Speaking from a place of experience, Vardis agrees that floatation tanks have the potential to induce relaxation. “I do struggle to relax somewhat. But I hopped in there and in took me a good ten minutes and then I was gone.”
“I could find my mind just switching off while I was in there.”
But the potential benefits of floating are more than just psychological. “Because the body does feel weightless, you kind of forget all the aches and pains in the body,” Vardis says, noting that people who have neck or back pain, or even arthritis, can benefit from a float.

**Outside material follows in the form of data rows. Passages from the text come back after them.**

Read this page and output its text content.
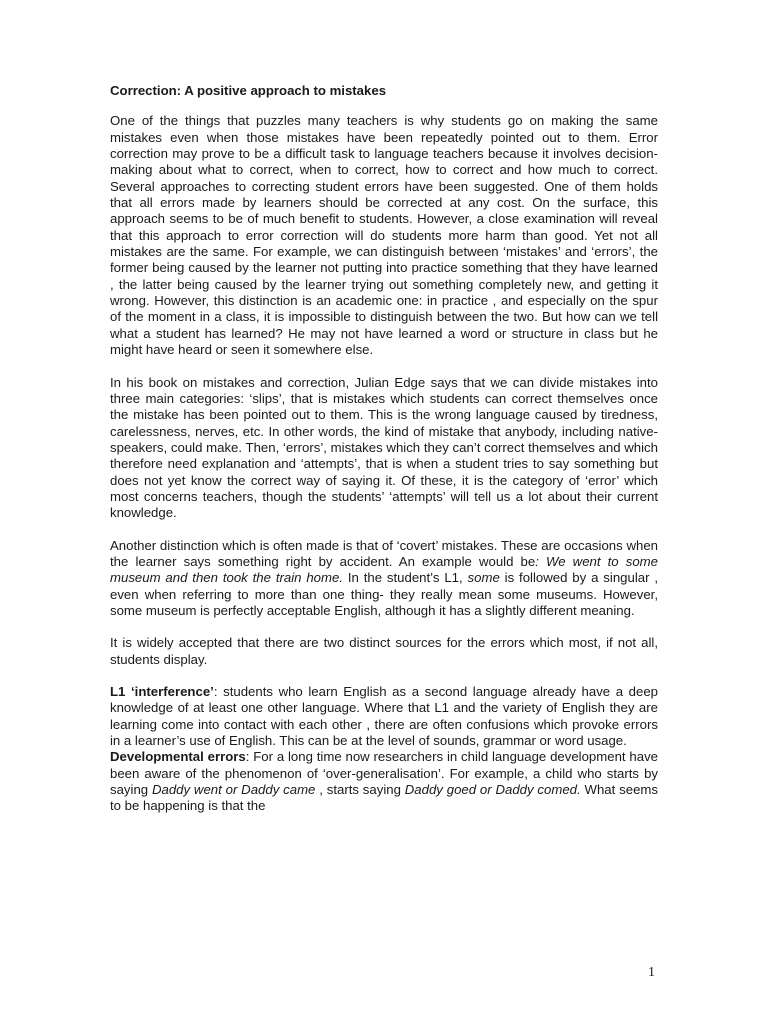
Correction: A positive approach to mistakes

One of the things that puzzles many teachers is why students go on making the same mistakes even when those mistakes have been repeatedly pointed out to them. Error correction may prove to be a difficult task to language teachers because it involves decision-making about what to correct, when to correct, how to correct and how much to correct. Several approaches to correcting student errors have been suggested. One of them holds that all errors made by learners should be corrected at any cost. On the surface, this approach seems to be of much benefit to students. However, a close examination will reveal that this approach to error correction will do students more harm than good. Yet not all mistakes are the same. For example, we can distinguish between ‘mistakes’ and ‘errors’, the former being caused by the learner not putting into practice something that they have learned , the latter being caused by the learner trying out something completely new, and getting it wrong. However, this distinction is an academic one: in practice , and especially on the spur of the moment in a class, it is impossible to distinguish between the two. But how can we tell what a student has learned? He may not have learned a word or structure in class but he might have heard or seen it somewhere else.

In his book on mistakes and correction, Julian Edge says that we can divide mistakes into three main categories: ‘slips’, that is mistakes which students can correct themselves once the mistake has been pointed out to them. This is the wrong language caused by tiredness, carelessness, nerves, etc. In other words, the kind of mistake that anybody, including native-speakers, could make. Then, ‘errors’, mistakes which they can’t correct themselves and which therefore need explanation and ‘attempts’, that is when a student tries to say something but does not yet know the correct way of saying it. Of these, it is the category of ‘error’ which most concerns teachers, though the students’ ‘attempts’ will tell us a lot about their current knowledge.

Another distinction which is often made is that of ‘covert’ mistakes. These are occasions when the learner says something right by accident. An example would be: We went to some museum and then took the train home. In the student’s L1, some is followed by a singular , even when referring to more than one thing- they really mean some museums. However, some museum is perfectly acceptable English, although it has a slightly different meaning.

It is widely accepted that there are two distinct sources for the errors which most, if not all, students display.

L1 ‘interference’: students who learn English as a second language already have a deep knowledge of at least one other language. Where that L1 and the variety of English they are learning come into contact with each other , there are often confusions which provoke errors in a learner’s use of English. This can be at the level of sounds, grammar or word usage.

Developmental errors: For a long time now researchers in child language development have been aware of the phenomenon of ‘over-generalisation’. For example, a child who starts by saying Daddy went or Daddy came , starts saying Daddy goed or Daddy comed. What seems to be happening is that the

1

Similar studies from Sweden back the idea that floating can be used to reduce pain and improve sleep quality. If you go to a doctor in Sweden, they might even prescribe that you try floating as a treatment, with the Nordic country boasting the highest number of float tank centres per capita.
Float tanks have even been used as a recovery method for elite athletes, including the Carlton Football Club.
A therapist will introduce you to how your float tank works, but usually you'll enter the tank solo
Float tank first-timers
Every centre is different, but floating usually involves being introduced to the tank and how it works by a therapist before being left to enter the tank by themselves.
That’s because it’s recommended that you float nude. While guests can wear bathers if that’s what they’re comfortable with, floating naked is recommended if you really want to feel weightless and one with the water.
What you do in the while floating is up to you.
At the Torquay One Spa, guests also have the option of having a massage after their float, which Vardis says can, “further intensify the induced relaxation for them.”
Keep in mind floatation tanks aren’t for everyone. Those with claustrophobia are unlikely to enjoy the experience (centres often allow you to keep the tank lid open, but it can detract from the experience), and it’s important you consult with your doctor before floating if you have any medical conditions.
But if you are teetering on the edge of whether float tanks are for you or not, Vardis has some advice: “try it,” she says. “I think everyone needs a little bit of relaxation at the moment.”